Focus on the following strategies:
1) Benefiting from the expected improvement in consumption sector due to policy efforts, valuations of household appliances, dining, gambling, beverages, cultural tourism, etc., are reappraised.
2) Benefiting from partial return of foreign capital, technology, and biomedical sectors are expected to improve in liquidity and risk preference.
Benefiting from the rising stock market heat and the support of capital market liquidity policies, non-banking financial institutions such as insurance and brokerage firms.
Benefiting from the strong efforts of the central finance, there are positive prospects for construction machinery and electrical equipment.
Energy, telecommunications, utilities and other high-yield stocks are both offensive and defensive.

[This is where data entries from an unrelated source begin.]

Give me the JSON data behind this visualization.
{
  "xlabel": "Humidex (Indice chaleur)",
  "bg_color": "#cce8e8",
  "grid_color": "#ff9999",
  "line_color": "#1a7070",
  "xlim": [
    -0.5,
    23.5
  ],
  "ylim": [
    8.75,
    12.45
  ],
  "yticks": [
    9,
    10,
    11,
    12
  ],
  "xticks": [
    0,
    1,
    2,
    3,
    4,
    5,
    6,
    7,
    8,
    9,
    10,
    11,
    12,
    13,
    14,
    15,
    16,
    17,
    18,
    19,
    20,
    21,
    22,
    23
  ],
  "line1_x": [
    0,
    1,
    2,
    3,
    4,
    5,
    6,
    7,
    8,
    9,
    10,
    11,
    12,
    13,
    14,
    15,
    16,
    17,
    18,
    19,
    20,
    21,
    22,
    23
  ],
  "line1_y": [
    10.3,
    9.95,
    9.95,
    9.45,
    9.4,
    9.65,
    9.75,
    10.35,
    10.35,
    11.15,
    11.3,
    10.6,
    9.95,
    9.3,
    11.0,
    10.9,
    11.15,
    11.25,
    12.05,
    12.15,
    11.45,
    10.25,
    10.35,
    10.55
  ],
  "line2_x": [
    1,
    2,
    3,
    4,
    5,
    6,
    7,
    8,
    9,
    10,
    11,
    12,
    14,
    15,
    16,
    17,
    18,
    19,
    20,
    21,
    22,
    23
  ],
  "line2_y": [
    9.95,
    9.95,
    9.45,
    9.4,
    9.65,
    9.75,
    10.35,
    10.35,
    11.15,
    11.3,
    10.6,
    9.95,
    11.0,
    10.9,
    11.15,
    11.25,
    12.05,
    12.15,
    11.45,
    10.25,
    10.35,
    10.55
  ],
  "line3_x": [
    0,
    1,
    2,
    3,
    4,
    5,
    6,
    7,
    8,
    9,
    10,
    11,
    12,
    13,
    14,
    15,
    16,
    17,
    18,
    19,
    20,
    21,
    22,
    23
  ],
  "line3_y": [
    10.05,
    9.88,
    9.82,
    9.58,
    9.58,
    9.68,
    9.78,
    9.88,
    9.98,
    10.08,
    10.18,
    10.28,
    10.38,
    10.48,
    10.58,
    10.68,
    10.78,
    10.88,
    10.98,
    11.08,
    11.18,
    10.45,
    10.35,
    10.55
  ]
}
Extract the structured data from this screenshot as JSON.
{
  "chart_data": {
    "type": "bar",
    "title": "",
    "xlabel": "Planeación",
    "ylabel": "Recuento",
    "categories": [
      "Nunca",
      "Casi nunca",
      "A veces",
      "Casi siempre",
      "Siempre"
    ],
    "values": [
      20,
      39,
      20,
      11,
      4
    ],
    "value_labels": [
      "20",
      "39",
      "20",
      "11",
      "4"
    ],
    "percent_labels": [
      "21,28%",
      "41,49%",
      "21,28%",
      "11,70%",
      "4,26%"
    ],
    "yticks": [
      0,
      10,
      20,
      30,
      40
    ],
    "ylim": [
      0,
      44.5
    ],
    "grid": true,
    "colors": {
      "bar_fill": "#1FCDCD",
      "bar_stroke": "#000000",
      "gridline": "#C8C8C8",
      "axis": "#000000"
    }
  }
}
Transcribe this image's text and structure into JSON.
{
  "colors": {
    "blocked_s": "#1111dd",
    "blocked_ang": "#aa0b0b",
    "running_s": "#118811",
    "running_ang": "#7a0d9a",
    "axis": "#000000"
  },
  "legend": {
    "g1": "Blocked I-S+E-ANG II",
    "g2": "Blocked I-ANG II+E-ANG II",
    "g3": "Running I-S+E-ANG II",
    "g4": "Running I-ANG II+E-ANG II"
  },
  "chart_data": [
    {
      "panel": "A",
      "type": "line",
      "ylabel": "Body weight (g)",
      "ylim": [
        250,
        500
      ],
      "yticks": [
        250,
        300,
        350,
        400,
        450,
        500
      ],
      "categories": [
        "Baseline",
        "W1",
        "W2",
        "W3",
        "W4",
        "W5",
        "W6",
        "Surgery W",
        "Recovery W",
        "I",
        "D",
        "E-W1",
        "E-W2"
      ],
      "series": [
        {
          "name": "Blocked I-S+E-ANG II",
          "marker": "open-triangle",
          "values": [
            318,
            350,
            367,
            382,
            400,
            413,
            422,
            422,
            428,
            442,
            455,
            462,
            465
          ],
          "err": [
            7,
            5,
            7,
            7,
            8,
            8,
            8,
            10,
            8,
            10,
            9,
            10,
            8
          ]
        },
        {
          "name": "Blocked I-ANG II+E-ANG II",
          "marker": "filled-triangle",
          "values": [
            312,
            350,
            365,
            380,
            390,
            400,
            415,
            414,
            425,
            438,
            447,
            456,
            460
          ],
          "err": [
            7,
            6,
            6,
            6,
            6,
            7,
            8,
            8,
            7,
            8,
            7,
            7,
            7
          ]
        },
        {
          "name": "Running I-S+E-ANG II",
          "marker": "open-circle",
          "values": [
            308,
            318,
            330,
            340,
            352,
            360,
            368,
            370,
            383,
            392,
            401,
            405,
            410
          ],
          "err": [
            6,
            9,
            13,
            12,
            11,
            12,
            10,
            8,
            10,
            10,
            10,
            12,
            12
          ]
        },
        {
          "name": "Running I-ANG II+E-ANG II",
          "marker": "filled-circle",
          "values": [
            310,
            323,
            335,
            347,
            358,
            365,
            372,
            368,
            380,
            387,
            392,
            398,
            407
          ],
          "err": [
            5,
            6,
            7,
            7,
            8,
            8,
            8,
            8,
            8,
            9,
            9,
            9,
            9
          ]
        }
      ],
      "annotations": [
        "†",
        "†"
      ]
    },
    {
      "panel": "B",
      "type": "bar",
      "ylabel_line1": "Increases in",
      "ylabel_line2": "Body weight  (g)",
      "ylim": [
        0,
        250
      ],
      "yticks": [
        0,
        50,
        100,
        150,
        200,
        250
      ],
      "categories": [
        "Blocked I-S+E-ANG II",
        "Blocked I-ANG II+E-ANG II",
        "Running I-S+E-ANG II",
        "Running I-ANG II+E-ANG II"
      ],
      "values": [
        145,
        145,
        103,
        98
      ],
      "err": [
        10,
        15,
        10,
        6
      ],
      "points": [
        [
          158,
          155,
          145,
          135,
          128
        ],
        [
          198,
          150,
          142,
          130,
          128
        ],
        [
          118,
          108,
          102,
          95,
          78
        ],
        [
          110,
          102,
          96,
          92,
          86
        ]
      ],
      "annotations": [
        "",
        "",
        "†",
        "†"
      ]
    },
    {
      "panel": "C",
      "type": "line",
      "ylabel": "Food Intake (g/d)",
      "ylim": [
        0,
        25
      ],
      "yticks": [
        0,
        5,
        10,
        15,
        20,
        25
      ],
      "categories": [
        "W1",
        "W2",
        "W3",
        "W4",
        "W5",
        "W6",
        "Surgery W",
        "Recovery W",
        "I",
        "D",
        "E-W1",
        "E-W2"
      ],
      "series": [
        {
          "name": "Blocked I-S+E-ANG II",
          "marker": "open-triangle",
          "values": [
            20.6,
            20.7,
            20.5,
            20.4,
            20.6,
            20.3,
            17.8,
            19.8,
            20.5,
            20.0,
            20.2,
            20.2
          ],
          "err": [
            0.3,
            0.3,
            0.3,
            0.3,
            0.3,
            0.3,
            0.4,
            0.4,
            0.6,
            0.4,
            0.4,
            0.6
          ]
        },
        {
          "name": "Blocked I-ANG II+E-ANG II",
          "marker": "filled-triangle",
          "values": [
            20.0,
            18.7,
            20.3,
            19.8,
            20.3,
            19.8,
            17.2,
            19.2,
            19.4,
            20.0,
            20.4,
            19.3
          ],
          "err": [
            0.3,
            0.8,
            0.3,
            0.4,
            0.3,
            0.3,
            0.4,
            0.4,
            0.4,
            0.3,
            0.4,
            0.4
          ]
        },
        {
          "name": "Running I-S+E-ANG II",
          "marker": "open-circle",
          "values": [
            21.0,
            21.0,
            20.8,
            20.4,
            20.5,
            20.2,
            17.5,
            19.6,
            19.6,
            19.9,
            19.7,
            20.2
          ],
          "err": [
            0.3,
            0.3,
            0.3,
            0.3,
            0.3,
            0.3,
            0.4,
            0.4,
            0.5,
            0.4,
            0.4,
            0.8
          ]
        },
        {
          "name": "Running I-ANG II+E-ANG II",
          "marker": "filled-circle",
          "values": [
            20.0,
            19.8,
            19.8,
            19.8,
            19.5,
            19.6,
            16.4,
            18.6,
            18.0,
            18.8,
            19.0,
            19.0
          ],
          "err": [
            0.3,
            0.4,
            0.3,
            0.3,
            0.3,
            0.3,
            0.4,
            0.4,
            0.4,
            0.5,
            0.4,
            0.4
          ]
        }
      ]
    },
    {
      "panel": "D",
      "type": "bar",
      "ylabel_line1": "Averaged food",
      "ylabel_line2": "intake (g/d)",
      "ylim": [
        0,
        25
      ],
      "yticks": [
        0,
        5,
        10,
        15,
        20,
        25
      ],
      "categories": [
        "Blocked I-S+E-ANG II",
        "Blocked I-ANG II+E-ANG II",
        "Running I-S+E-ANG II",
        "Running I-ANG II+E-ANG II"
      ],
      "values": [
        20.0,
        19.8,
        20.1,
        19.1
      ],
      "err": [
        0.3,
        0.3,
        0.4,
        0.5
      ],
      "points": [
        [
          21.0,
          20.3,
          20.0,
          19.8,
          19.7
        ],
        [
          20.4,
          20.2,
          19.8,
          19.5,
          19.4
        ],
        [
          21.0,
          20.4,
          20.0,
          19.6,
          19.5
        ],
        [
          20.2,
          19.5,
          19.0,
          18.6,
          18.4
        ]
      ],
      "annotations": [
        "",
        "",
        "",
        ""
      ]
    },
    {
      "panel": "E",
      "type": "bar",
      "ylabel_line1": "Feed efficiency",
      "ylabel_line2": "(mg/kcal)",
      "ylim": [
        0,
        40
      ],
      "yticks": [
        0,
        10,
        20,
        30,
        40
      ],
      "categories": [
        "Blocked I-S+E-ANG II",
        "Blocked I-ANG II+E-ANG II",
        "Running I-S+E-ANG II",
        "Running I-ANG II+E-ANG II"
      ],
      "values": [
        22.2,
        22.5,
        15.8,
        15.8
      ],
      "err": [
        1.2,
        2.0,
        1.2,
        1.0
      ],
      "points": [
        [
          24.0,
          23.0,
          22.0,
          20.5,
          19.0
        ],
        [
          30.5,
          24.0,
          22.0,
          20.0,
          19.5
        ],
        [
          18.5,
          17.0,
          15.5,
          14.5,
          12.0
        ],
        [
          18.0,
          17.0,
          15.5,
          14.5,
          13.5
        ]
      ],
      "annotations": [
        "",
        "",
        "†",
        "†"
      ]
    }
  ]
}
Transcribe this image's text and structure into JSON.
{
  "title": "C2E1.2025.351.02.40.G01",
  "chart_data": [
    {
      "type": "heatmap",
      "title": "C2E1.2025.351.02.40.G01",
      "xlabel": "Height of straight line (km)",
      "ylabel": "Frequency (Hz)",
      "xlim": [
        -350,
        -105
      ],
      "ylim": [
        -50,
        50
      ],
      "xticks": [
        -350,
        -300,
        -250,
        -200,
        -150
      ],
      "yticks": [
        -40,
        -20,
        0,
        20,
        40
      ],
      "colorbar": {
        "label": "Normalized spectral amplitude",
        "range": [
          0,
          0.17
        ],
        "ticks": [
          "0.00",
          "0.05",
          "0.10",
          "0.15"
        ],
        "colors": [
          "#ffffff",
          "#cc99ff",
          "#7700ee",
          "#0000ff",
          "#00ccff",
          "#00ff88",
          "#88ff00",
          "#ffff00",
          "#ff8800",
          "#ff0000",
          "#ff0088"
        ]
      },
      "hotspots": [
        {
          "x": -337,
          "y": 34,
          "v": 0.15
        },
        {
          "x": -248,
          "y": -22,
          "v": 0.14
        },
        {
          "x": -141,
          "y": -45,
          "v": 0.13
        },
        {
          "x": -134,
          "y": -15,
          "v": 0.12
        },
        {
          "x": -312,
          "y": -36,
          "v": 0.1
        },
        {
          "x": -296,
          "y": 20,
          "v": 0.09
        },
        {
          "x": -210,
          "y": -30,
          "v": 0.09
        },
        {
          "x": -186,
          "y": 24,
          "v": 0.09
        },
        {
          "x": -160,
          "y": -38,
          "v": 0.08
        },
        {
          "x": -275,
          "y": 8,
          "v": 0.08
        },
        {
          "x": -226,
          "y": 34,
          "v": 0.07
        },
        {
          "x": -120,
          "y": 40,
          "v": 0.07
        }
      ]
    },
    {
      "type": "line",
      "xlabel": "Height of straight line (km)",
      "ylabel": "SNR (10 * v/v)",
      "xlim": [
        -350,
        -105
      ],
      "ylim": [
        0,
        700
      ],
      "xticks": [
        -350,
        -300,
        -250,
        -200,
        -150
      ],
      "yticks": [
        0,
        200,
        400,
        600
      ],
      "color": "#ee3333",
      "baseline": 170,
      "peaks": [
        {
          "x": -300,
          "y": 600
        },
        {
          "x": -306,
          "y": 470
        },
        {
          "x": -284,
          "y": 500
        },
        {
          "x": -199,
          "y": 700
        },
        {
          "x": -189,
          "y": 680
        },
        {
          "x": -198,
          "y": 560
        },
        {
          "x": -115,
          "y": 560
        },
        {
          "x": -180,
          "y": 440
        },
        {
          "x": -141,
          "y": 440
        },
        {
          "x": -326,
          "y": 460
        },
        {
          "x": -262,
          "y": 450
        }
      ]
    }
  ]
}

Galaxy Securities also mentioned that: (1) Vertically speaking, the Hang Seng Index PE valuation has rebounded to the 52.88th percentile level since 2010. Horizontally comparing with major global stock indices, the Hang Seng Index PE valuation is relatively low, making it more attractive to global funds. (2) With the combination of the Fed rate cuts and domestic policy stimulus, market sentiment has improved. The Hang Seng Index ERP indicator has significantly fallen recently, below the 3-year rolling average -1 standard deviation. In the fourth quarter, attention should be paid to the disturbances in market sentiment caused by the U.S. presidential election and geopolitical factors affecting the Hong Kong stock market.
Research analysts at Galaxy Securities pointed out that currently, the fundamental resilience of the Hong Kong stock market is strong, and profits are showing signs of recovery. The probability of a future soft landing in the U.S. economy remains significant, as current recessionary conditions are not yet present. A new round of Fed rate cuts have officially begun, continuing the tone of precautionary rate cuts throughout the year, with global liquidity improving, relatively benefiting the performance of Hong Kong stocks. However, attention should be paid to the disruptions in market sentiment caused by the U.S. presidential election. The combined effects of Policy 924 and market expectations from the September Central Political Bureau meeting are set to boost market performance. It is expected that there is a high probability of upward volatility in the fourth quarter, and further observation is needed on the recovery trajectory of the domestic economy and the intensity of subsequent fiscal policy adjustments.
In terms of allocation clues, the focus is on two aspects: technology sector, with particular attention on internet leaders and consumer electronics; high-dividend strategies, focusing on state-owned enterprises listed on HKEX.